Sábado, 28 de Setembro de 2009

Angolanos

O POVO A QUEM UM POETA DEU A INDEPENDÊNCIA

Nacionalidade e língua são dois dos elementos unificadores das etnias que constituem o povo que habita a maior e mais rica antiga colónia africana de Portugal

-LUMENA RAPOSO

Eles são ovimbundus, quimbundus, bacongos, mesticos, europeus...Estes são, afinal, angolanos, o povo que habita uma das antigas colónias portuguesas, a maior e a mais rica. Aquela que teve como primeiro presidente um poeta: Agostinho Neto. O homem que experimentou as cadeias da PIDE (polícia política do regime salazarista), onde aliás, escreveu um dos mais belos poemas de amor: "Um bouquet de rosas para o teu dia", dedicado a Maria Eugenia, a portuguesa com quem casou e que foi a sua única mulher.

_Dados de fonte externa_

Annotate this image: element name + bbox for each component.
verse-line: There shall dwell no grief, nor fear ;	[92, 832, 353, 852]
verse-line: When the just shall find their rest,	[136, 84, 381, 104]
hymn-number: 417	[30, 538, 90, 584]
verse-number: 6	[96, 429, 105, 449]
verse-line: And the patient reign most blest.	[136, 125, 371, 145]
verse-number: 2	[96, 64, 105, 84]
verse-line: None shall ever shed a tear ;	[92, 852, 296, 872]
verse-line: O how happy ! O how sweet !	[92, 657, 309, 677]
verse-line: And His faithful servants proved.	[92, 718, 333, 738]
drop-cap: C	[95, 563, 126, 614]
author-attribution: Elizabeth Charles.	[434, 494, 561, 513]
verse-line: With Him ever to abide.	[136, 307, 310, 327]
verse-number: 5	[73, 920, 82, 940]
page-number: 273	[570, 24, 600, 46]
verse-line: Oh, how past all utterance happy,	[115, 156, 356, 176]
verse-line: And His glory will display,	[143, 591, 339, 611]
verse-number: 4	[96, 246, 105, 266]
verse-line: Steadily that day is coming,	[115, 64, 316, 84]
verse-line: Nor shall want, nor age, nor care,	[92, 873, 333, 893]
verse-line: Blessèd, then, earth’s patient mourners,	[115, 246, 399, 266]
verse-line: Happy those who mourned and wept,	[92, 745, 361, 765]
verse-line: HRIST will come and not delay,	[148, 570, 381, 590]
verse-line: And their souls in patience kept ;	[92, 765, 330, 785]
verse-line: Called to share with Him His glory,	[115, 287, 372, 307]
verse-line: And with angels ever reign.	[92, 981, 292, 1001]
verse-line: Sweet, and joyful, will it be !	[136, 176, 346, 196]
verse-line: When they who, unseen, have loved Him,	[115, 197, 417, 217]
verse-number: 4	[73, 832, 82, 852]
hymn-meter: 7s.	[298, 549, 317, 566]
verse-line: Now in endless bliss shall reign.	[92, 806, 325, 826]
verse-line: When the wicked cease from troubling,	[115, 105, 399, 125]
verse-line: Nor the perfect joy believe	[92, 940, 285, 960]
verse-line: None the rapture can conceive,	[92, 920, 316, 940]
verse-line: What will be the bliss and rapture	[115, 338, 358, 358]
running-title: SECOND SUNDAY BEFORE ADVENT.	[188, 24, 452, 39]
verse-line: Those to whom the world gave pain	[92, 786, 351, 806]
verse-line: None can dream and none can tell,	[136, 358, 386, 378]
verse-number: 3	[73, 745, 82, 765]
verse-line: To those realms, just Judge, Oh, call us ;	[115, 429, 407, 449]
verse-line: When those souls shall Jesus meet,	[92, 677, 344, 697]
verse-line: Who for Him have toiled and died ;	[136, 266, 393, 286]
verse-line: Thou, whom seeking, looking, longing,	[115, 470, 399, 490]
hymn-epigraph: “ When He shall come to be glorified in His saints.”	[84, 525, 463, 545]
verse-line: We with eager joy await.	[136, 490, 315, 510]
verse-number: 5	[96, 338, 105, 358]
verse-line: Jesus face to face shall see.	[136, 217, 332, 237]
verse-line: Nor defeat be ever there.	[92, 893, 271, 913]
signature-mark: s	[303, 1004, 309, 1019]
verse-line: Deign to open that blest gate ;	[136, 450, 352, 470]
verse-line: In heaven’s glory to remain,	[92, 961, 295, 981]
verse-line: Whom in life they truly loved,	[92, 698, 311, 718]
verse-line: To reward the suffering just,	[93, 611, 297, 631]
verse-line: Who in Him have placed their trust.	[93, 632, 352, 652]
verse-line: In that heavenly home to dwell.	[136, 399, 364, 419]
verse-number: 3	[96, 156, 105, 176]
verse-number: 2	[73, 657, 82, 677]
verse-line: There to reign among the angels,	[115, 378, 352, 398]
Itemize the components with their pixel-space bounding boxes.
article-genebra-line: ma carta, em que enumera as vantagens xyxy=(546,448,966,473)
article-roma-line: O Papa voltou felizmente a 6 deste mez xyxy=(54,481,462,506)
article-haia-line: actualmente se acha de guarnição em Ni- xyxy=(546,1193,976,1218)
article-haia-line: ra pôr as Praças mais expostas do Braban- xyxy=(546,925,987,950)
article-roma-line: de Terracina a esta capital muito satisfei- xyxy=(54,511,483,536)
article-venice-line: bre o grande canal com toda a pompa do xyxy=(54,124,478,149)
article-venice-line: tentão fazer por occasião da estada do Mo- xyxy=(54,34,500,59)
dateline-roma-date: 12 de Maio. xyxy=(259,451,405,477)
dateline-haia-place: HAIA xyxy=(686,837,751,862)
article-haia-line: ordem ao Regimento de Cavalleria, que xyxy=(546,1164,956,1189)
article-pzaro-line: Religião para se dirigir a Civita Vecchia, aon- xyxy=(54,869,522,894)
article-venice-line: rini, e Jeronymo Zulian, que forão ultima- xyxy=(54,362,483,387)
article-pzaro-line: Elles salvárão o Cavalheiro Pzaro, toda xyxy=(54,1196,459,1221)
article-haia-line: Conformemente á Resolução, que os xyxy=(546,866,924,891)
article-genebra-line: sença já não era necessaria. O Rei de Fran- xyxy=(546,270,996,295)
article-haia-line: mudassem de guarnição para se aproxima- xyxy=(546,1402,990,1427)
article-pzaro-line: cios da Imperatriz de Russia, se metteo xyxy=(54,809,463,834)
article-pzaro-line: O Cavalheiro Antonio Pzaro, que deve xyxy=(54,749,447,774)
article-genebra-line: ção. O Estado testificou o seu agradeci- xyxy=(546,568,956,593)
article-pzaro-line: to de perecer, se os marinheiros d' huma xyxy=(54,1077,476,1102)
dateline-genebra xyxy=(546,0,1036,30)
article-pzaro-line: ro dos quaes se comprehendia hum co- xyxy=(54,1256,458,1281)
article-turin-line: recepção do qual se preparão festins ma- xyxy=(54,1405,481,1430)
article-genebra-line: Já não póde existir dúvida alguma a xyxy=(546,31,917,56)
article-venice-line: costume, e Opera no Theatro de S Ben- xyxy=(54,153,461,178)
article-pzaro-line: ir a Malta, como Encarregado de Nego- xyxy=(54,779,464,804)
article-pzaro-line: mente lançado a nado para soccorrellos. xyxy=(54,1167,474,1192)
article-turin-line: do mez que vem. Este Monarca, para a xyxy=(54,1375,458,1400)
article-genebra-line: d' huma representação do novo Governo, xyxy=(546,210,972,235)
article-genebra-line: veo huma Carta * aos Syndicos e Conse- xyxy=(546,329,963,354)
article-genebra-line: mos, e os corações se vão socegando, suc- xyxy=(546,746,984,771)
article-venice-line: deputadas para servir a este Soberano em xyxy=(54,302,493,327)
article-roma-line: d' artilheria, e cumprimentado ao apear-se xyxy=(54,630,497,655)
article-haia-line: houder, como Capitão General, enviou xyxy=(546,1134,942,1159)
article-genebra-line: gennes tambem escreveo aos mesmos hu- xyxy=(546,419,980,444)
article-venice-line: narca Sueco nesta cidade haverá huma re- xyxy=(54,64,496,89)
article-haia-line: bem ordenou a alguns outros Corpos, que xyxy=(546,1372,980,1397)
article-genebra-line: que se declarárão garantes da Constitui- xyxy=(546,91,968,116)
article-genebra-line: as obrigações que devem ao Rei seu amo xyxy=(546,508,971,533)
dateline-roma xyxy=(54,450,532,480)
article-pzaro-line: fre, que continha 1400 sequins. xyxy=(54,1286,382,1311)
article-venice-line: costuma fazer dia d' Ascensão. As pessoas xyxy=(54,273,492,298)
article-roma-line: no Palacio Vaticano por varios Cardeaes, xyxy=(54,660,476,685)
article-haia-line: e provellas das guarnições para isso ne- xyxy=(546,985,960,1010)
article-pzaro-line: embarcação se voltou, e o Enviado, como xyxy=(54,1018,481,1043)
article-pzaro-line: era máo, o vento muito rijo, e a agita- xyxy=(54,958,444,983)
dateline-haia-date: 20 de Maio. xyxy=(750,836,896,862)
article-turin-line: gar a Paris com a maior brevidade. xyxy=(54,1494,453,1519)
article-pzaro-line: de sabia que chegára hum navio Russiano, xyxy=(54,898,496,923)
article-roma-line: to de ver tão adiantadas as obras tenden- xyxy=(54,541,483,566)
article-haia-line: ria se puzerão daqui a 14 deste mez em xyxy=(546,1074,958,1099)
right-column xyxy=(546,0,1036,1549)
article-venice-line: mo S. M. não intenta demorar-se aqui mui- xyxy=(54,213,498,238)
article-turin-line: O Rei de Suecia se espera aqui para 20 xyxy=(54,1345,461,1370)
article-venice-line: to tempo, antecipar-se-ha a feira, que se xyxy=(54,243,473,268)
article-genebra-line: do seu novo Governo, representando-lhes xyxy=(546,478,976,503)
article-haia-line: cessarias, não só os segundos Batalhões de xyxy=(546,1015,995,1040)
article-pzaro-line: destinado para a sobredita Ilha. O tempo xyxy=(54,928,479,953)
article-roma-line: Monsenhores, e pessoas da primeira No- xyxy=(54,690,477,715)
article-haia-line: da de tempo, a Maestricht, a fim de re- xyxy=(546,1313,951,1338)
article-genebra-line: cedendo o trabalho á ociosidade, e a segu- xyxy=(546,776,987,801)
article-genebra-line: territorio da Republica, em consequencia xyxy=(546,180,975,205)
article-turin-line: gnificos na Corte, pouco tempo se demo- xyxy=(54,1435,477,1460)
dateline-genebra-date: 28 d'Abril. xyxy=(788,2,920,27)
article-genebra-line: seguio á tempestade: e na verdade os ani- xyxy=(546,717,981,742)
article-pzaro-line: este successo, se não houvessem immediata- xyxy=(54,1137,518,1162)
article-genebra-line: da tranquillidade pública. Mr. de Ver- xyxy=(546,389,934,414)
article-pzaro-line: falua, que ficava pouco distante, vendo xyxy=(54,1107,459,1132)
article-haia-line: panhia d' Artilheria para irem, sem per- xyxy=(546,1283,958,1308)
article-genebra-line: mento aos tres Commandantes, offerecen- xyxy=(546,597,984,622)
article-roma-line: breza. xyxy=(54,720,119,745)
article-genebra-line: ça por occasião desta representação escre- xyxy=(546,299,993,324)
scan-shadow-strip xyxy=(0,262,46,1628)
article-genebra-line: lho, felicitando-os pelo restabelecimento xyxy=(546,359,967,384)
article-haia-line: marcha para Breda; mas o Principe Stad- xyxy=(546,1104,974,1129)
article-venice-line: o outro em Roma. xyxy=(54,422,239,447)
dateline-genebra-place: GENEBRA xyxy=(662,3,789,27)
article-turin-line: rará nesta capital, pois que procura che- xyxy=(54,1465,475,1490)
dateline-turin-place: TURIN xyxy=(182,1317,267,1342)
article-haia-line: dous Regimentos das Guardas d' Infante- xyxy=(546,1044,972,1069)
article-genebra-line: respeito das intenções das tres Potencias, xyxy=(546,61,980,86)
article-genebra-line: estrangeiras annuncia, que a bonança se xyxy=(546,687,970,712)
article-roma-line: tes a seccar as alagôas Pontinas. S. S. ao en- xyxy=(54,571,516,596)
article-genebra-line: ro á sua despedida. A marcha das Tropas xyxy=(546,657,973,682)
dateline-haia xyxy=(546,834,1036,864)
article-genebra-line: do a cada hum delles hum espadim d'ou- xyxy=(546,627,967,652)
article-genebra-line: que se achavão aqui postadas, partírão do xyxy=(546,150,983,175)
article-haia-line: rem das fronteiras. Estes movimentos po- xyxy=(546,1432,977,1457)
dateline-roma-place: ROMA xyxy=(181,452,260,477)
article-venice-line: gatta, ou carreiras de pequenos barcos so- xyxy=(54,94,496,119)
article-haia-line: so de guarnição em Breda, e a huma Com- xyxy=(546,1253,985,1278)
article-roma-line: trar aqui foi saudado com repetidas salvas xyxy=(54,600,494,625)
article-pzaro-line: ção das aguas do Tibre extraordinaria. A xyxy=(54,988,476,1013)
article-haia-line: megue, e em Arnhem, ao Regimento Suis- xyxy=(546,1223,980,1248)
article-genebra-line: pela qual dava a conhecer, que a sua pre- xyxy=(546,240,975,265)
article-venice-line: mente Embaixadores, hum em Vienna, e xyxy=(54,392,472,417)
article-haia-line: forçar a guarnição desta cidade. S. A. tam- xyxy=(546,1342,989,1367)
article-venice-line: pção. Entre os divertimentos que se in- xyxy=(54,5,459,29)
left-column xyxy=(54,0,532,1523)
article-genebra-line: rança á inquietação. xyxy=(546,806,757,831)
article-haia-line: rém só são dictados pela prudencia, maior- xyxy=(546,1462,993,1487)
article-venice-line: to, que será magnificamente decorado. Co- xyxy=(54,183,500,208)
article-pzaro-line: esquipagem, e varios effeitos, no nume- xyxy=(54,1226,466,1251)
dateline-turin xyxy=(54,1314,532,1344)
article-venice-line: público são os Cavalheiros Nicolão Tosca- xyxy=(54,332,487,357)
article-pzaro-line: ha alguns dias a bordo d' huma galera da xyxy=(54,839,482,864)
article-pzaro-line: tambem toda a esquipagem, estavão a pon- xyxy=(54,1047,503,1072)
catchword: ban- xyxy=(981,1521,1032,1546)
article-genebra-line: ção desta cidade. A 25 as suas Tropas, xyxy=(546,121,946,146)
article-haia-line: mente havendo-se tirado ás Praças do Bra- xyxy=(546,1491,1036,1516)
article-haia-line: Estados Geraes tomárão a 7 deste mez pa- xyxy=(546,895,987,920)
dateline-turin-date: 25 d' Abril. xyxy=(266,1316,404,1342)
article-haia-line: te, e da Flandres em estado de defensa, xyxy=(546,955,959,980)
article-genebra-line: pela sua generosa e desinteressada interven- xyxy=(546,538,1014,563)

Angolanos. Une-os a nacionalidade e, oficialmente, a língua, o português que lhes foi transmitido a partir dos finais do século XV pelo colonizador. O mesmo que lhes levou a religião da Cruz à sombra da qual muitos foram escravizados e explorados. Cinco séculos depois, é a rebelião. A luta começa no dealbar da década de 60 e vai até 1975 -ano da independência -, à qual se seguirá a guerra civil.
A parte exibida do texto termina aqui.